Le VIIe siècle semble avoir joué un rôle essentiel dans le rôle de la statuaire grecque, où celle-ci reçoit certains caractères qui la suivront pendant toute l'Antiquité. Vers 650 av. J.-C., l'utilisation du marbre dans la statuaire est de nouveau attestée, après des siècles de relatif abandon. Cette nouvelle utilisation fait suite, au début du VIIe siècle, à des productions en terre cuite d'assez grandes dimensions (dont des fragments ont été retrouvés en Crète et sur l'île de Thasos), et à l'usage du bois (notamment dans la technique du sphyrélaton, utilisée pour le groupe de Dréros par exemple) qui témoignent d'un art plus ambitieux que la petite plastique en terre cuite et en bronze.

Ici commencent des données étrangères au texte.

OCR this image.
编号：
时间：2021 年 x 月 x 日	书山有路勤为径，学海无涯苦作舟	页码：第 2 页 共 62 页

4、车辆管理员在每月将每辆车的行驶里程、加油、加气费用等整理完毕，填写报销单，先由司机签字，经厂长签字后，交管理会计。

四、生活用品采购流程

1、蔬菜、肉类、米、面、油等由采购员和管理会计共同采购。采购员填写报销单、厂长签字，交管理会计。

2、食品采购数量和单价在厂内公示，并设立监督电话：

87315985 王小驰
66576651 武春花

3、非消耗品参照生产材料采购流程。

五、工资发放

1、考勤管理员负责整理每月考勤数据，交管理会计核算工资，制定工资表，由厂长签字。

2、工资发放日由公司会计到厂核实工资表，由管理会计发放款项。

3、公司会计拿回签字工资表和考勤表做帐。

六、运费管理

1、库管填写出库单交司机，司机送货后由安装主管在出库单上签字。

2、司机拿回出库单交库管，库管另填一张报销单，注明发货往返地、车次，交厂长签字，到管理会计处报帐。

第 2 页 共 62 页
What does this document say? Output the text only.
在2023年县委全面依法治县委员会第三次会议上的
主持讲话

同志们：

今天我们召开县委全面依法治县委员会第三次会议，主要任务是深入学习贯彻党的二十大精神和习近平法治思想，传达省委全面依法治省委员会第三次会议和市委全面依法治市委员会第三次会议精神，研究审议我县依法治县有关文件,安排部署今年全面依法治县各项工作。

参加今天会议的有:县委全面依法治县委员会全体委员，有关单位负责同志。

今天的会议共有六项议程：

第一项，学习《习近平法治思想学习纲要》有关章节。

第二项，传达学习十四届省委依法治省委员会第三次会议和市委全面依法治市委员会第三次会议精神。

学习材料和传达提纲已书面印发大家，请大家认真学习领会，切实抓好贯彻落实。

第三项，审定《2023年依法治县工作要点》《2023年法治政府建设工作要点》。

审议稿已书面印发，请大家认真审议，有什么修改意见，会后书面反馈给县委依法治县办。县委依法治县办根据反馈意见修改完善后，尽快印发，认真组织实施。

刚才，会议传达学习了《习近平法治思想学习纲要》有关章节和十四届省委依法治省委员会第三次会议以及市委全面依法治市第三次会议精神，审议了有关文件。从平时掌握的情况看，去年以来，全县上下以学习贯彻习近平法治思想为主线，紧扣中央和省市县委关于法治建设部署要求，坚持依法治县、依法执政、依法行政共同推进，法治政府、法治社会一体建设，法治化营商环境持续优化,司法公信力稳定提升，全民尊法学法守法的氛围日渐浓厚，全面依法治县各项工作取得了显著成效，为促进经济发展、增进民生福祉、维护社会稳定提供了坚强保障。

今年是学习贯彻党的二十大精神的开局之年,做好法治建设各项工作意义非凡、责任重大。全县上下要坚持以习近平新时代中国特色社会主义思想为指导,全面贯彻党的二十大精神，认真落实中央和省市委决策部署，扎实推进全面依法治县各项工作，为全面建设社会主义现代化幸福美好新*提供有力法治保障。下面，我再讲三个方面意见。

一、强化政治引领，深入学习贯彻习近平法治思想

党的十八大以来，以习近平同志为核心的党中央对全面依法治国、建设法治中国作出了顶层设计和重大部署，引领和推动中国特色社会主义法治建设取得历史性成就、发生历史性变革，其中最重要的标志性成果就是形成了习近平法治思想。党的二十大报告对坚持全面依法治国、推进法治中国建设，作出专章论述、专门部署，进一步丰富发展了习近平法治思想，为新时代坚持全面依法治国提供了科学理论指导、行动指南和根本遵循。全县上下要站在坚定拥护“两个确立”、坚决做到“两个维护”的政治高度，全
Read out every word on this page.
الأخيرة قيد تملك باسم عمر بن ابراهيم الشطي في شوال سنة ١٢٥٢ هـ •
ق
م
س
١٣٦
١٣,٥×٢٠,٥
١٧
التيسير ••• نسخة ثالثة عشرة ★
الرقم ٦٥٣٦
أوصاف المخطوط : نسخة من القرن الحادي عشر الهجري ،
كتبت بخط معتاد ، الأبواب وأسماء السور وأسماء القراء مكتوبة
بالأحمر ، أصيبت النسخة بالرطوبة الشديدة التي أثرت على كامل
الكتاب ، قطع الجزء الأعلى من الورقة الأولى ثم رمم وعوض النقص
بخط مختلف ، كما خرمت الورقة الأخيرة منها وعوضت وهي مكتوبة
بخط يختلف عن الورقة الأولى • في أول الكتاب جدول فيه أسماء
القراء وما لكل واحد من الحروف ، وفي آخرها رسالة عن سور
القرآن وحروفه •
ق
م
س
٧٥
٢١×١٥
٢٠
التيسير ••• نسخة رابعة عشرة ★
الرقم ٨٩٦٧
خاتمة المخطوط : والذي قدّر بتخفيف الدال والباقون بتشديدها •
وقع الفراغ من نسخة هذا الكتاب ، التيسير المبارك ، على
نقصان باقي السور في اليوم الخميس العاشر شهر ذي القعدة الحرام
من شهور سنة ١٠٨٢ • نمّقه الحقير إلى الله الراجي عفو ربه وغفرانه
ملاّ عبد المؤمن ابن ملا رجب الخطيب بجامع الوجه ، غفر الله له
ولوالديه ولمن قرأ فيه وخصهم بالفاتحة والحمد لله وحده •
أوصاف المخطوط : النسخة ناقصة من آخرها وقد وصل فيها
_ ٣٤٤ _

L'usage de la pierre (marbre et calcaire), attesté en Crète et dans les Cyclades (Naxos et Paros), permet l'émergence des premiers exemples de sculpture monumentale, inspirée probablement par l'art égyptien. Cette progression en taille s'observe déjà au début du VIIe siècle dans des productions en bronze, comme l'atteste le groupe de Dréros représentant peut-être Apollon, Artémis, et Léto (Heraklion, musée archéologique), et qui surpasse déjà en dimensions les bronzes de la période géométrique. D'abord de dimensions réduites, la statuaire gagne peu à peu en taille pour donner vers 640 av. J.-C. les premiers exemples de sculpture à échelle humaine : si la dame d'Auxerre ne mesure que 75 cm de haut, la dame de Nicandré, peut-être légèrement postérieure, est à taille humaine (1,75 m), et la découverte d'un torse en marbre de près de 2,20 m de haut à Délos, laisse entrevoir l'hypothèse de statues encore plus grandes, dans la même lignée que les colosses égyptiens. Si la monumentalité de la sculpture dédalique est surtout connue par les torses masculins en marbre retrouvés à Délos, Thasos, Samos, et en Attique, deux fragments d'une statue féminine de Samos, en marbre de Naxos, attestent aussi de l'existence de représentations féminines colossales. La monumentalité des sculptures va se retrouver par la suite, que ce soit dans les kouroi et les korai de la période archaïque (que les « types » dédaliques annoncent déjà), ou dans les exemples postérieurs.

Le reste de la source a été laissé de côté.